I am so lucky to have not only a course of medications that work well for me, but also my body has adapted to the medications so now they work really well on my symptoms but allow me to pursue certain things like my extra long walks and writing sessions. I can’t prescribe medications for people out there but I can say that if you get active in your treatment, listen carefully to your psychiatrist and ask a lot of questions, and perhaps even work through some of your issues in group or individual therapy there is a major chance you are going to make a full recovery, even go back to work. I guess though, since this is a Sunday blog that I should put out a request for a very special client of mine. She lives alone and has Tueurettes syndrome, she can’t stop swearing and doesn’t leave the house and feels very ashamed of her illnesses. She is truly a very kind lady and was nice enough to get two of my books from the library and read them.

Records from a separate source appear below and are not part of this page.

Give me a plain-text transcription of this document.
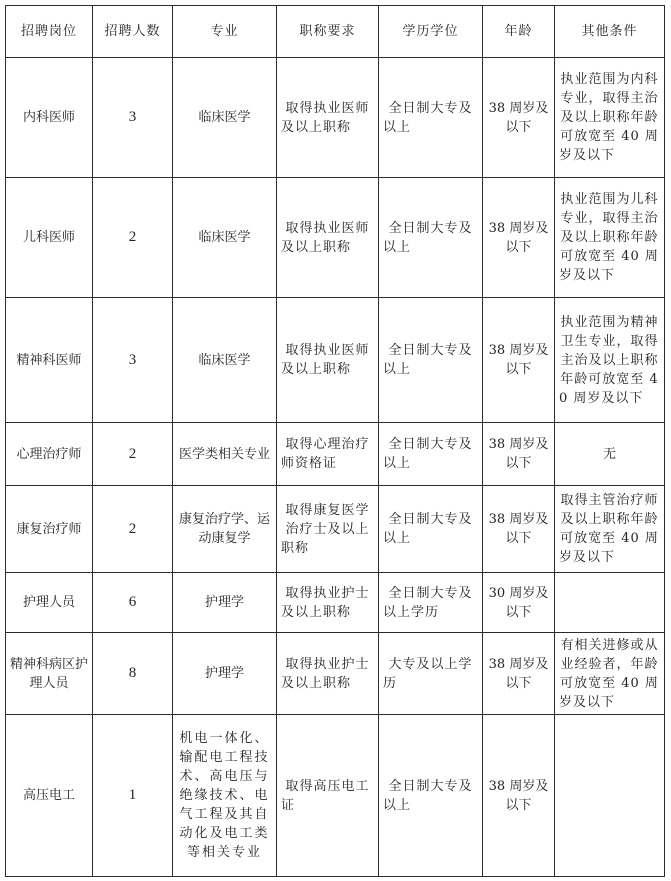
招聘岗位	招聘人数	专业	职称要求	学历学位	年龄	其他条件
内科医师	3	临床医学	取得执业医师及以上职称	全日制大专及以上	38 周岁及以下	执业范围为内科专业，取得主治及以上职称年龄可放宽至 40 周岁及以下
儿科医师	2	临床医学	取得执业医师及以上职称	全日制大专及以上	38 周岁及以下	执业范围为儿科专业，取得主治及以上职称年龄可放宽至 40 周岁及以下
精神科医师	3	临床医学	取得执业医师及以上职称	全日制大专及以上	38 周岁及以下	执业范围为精神卫生专业，取得主治及以上职称年龄可放宽至 40 周岁及以下
心理治疗师	2	医学类相关专业	取得心理治疗师资格证	全日制大专及以上	38 周岁及以下	无
康复治疗师	2	康复治疗学、运动康复学	取得康复医学治疗士及以上职称	全日制大专及以上	38 周岁及以下	取得主管治疗师及以上职称年龄可放宽至 40 周岁及以下
护理人员	6	护理学	取得执业护士及以上职称	全日制大专及以上学历	30 周岁及以下	
精神科病区护理人员	8	护理学	取得执业护士及以上职称	大专及以上学历	38 周岁及以下	有相关进修或从业经验者，年龄可放宽至 40 周岁及以下
高压电工	1	机电一体化、输配电工程技术、高电压与绝缘技术、电气工程及其自动化及电工类等相关专业	取得高压电工证	全日制大专及以上	38 周岁及以下	
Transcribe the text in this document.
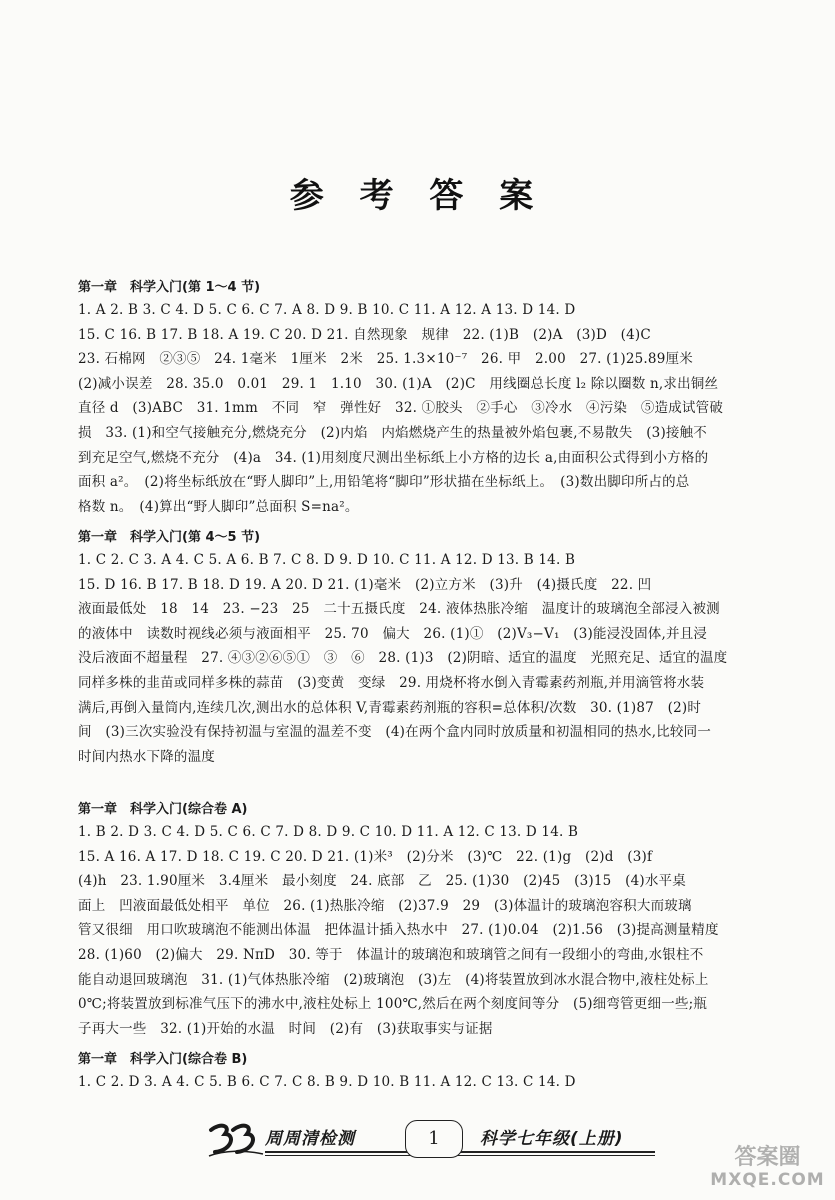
参 考 答 案
第一章　科学入门(第 1～4 节)
1. A 2. B 3. C 4. D 5. C 6. C 7. A 8. D 9. B 10. C 11. A 12. A 13. D 14. D
15. C 16. B 17. B 18. A 19. C 20. D 21. 自然现象　规律　22. (1)B　(2)A　(3)D　(4)C
23. 石棉网　②③⑤　24. 1毫米　1厘米　2米　25. 1.3×10⁻⁷　26. 甲　2.00　27. (1)25.89厘米
(2)减小误差　28. 35.0　0.01　29. 1　1.10　30. (1)A　(2)C　用线圈总长度 l₂ 除以圈数 n,求出铜丝
直径 d　(3)ABC　31. 1mm　不同　窄　弹性好　32. ①胶头　②手心　③冷水　④污染　⑤造成试管破
损　33. (1)和空气接触充分,燃烧充分　(2)内焰　内焰燃烧产生的热量被外焰包裹,不易散失　(3)接触不
到充足空气,燃烧不充分　(4)a　34. (1)用刻度尺测出坐标纸上小方格的边长 a,由面积公式得到小方格的
面积 a²。　(2)将坐标纸放在“野人脚印”上,用铅笔将“脚印”形状描在坐标纸上。　(3)数出脚印所占的总
格数 n。　(4)算出“野人脚印”总面积 S=na²。
第一章　科学入门(第 4～5 节)
1. C 2. C 3. A 4. C 5. A 6. B 7. C 8. D 9. D 10. C 11. A 12. D 13. B 14. B
15. D 16. B 17. B 18. D 19. A 20. D 21. (1)毫米　(2)立方米　(3)升　(4)摄氏度　22. 凹
液面最低处　18　14　23. −23　25　二十五摄氏度　24. 液体热胀冷缩　温度计的玻璃泡全部浸入被测
的液体中　读数时视线必须与液面相平　25. 70　偏大　26. (1)①　(2)V₃−V₁　(3)能浸没固体,并且浸
没后液面不超量程　27. ④③②⑥⑤①　③　⑥　28. (1)3　(2)阴暗、适宜的温度　光照充足、适宜的温度
同样多株的韭苗或同样多株的蒜苗　(3)变黄　变绿　29. 用烧杯将水倒入青霉素药剂瓶,并用滴管将水装
满后,再倒入量筒内,连续几次,测出水的总体积 V,青霉素药剂瓶的容积=总体积/次数　30. (1)87　(2)时
间　(3)三次实验没有保持初温与室温的温差不变　(4)在两个盒内同时放质量和初温相同的热水,比较同一
时间内热水下降的温度
第一章　科学入门(综合卷 A)
1. B 2. D 3. C 4. D 5. C 6. C 7. D 8. D 9. C 10. D 11. A 12. C 13. D 14. B
15. A 16. A 17. D 18. C 19. C 20. D 21. (1)米³　(2)分米　(3)℃　22. (1)g　(2)d　(3)f
(4)h　23. 1.90厘米　3.4厘米　最小刻度　24. 底部　乙　25. (1)30　(2)45　(3)15　(4)水平桌
面上　凹液面最低处相平　单位　26. (1)热胀冷缩　(2)37.9　29　(3)体温计的玻璃泡容积大而玻璃
管又很细　用口吹玻璃泡不能测出体温　把体温计插入热水中　27. (1)0.04　(2)1.56　(3)提高测量精度
28. (1)60　(2)偏大　29. NπD　30. 等于　体温计的玻璃泡和玻璃管之间有一段细小的弯曲,水银柱不
能自动退回玻璃泡　31. (1)气体热胀冷缩　(2)玻璃泡　(3)左　(4)将装置放到冰水混合物中,液柱处标上
0℃;将装置放到标准气压下的沸水中,液柱处标上 100℃,然后在两个刻度间等分　(5)细弯管更细一些;瓶
子再大一些　32. (1)开始的水温　时间　(2)有　(3)获取事实与证据
第一章　科学入门(综合卷 B)
1. C 2. D 3. A 4. C 5. B 6. C 7. C 8. B 9. D 10. B 11. A 12. C 13. C 14. D
周周清检测	1	科学七年级(上册)
答案圈
MXQE.COM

Just to talk. little about church again, people often refer to a place of worship as a church, but really no matter how many solid bricks in the building, that isn’t a church. The people who attend the church, who participate in giving and sharing and working together and supporting each other in a Christian walk, those people are the church. I don’t want to get too far into it all, but you are welcome to post comments that I will respond to. I guess I would like to close by defining spirituality and religion, if I can get it right. Religion is for people who don’t want to go to Hell. Spirituality is for those who have been to hell and don’t want to go back. I would encourage anyone who attends a church, or even just wants to live a better, less stressful life to try to embrace the spiritual. Remember we are all immortal souls in need of love and caring, young and old. Avoid judging people, and if you see them hurting, why not help and maybe even tell them about how attending a church, reading the word of God (the bible) and learning to pray can transform just about anyone. Good night dear readers, more to come soon!